I give kudos to Three Billboards for its visible efforts, but it’s clear that a deeper understanding of inclusion is missing. All non-white characters come awkwardly close to falling into the Magical Negro trope—a saintly black character who comes to the aid of white protagonists. (Think Legend of Bagger Vance (2000) or The Green Mile (1999).)
After all, Denise gets thrown in jail for multiple days when the police are after Mildred, seeking to hurt her through her friends. When Denise returns, she harbors no resentment—merely hugs Mildred fiercely and asks after her well-being. The billboard worker swoops in when Mildred is in a pit of despair and graces her with free signage as they all repair the damaged billboards together. Abercrombie saves the station from its racist leanings, as he comes in and whips the rural, podunk officers into some semblance of professionalism. And in perhaps its worst transgression, police-hating Latinos represented solely by “a little brown Mexican boy”—as described by the ditzy admin assistant—literally donate $5000 in cash out of the blue to support Mildred’s billboards.
It’s clear the filmmakers had good intentions when writing these characters. However, stereotypes run rife: Denise is a black girl who smoke marijuana. The immigrant Hispanic worker can’t speak English and is alluded to running with a gang that hates the police. And the two black characters, Denise and the billboard worker, are instantly attracted to each other and go a date midway through the film. We can do better than this, guys.

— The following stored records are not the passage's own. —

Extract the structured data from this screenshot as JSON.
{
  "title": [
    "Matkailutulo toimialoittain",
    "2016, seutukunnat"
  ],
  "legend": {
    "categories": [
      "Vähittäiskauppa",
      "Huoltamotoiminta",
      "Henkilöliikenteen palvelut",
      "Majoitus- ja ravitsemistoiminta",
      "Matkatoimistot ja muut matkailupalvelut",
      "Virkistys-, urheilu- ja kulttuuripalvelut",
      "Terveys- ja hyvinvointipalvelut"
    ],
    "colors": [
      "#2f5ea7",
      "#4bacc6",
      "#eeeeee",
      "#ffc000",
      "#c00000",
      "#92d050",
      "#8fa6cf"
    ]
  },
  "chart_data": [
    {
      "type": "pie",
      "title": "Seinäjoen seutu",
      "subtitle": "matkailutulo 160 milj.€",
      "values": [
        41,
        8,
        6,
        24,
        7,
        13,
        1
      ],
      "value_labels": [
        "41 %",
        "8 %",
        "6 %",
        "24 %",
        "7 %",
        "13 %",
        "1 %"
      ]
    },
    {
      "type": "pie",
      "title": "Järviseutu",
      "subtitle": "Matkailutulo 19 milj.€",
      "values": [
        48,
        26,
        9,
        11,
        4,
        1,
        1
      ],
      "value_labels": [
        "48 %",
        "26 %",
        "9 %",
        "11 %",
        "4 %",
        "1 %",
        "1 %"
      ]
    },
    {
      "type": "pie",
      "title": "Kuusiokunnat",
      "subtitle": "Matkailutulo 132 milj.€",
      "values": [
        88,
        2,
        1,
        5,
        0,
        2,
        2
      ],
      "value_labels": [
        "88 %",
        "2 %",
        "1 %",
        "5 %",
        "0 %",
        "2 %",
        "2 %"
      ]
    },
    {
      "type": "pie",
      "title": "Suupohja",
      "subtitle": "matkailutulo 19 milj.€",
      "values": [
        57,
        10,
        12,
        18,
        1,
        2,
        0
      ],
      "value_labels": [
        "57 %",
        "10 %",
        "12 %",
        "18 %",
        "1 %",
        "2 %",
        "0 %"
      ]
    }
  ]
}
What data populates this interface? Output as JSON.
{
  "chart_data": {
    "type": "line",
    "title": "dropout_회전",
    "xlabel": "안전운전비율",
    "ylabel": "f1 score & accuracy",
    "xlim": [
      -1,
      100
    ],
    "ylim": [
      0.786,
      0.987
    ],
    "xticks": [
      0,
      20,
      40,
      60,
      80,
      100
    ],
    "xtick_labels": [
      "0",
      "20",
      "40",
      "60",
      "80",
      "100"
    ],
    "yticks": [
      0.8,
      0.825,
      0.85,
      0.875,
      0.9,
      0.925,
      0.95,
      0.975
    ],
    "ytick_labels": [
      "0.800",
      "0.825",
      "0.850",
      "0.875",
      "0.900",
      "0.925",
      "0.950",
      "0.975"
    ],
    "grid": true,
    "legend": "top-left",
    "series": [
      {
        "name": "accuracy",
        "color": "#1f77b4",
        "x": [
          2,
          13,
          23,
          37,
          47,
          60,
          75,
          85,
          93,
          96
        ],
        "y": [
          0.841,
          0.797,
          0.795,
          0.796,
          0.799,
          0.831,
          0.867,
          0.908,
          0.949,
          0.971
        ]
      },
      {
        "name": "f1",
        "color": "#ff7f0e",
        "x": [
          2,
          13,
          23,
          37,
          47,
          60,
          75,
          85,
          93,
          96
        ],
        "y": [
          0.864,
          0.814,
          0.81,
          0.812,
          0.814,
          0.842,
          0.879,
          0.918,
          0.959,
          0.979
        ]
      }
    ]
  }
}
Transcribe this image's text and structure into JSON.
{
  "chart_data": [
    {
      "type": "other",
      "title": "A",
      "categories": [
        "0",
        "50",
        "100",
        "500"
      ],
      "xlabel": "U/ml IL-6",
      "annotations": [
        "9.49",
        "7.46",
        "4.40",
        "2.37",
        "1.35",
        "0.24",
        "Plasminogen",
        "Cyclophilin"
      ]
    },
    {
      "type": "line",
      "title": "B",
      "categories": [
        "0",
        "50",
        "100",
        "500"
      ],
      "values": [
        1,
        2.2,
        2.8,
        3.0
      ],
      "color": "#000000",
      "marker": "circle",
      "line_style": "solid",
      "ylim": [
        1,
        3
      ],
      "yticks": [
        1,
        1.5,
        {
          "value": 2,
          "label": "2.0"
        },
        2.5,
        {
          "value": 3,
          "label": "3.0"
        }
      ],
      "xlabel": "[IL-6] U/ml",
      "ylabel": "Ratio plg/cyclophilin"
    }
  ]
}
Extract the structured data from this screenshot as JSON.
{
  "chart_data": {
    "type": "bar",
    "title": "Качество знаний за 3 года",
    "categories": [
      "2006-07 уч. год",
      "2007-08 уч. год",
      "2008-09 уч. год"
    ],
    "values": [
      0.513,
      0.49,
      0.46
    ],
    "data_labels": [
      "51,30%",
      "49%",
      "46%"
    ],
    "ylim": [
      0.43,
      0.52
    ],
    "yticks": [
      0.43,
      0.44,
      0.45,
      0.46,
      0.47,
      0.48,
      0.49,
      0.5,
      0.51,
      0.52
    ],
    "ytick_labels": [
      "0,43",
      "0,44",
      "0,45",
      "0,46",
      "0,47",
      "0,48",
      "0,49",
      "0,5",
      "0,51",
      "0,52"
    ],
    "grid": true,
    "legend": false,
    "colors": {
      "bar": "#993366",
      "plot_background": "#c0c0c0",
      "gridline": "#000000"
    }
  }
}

Speaking of flat characters who exist to further Mildred’s narrative, Peter Dinklage, in the role of wishful paramour James, is utterly wasted. James is almost entirely defined by his dwarfism. I lost count at how many times the word “midget” was used to deride him, but it was gratuitous and didn’t contribute in any way. He’s a sympathetic enough character without the slurs.
I do appreciate his inclusion as a potential love interest, even if Mildred never sees him in that light. Similar to Denise, or to Mildred’s son Robbie (Lucas Hedges), James is just another innocent bystander swept up in the tornado of grief that chases Mildred throughout this film.
Mediaversity Grade: B 4.08/5
I will say one thing about the gleeful language in Three Billboards—I fully support the sentiment that you don’t have to be politically correct to be a good person. I would care a whole lot less about James being called “midget” if his character was complex. I would care less about an admin assistant recalling “a little brown Mexican boy” if that kid was around to roll his eyes. And I laughed at the obvious absurdity of Officer Dixon, a racist cop, balking at Mildred using the n-word.
Three Billboards has its heart in the right place—telling human stories with an eye on younger, more diverse audiences. They succeed on the former, but when it comes to truly modernizing for today’s moviegoers, it needs to dig deeper than just the surface.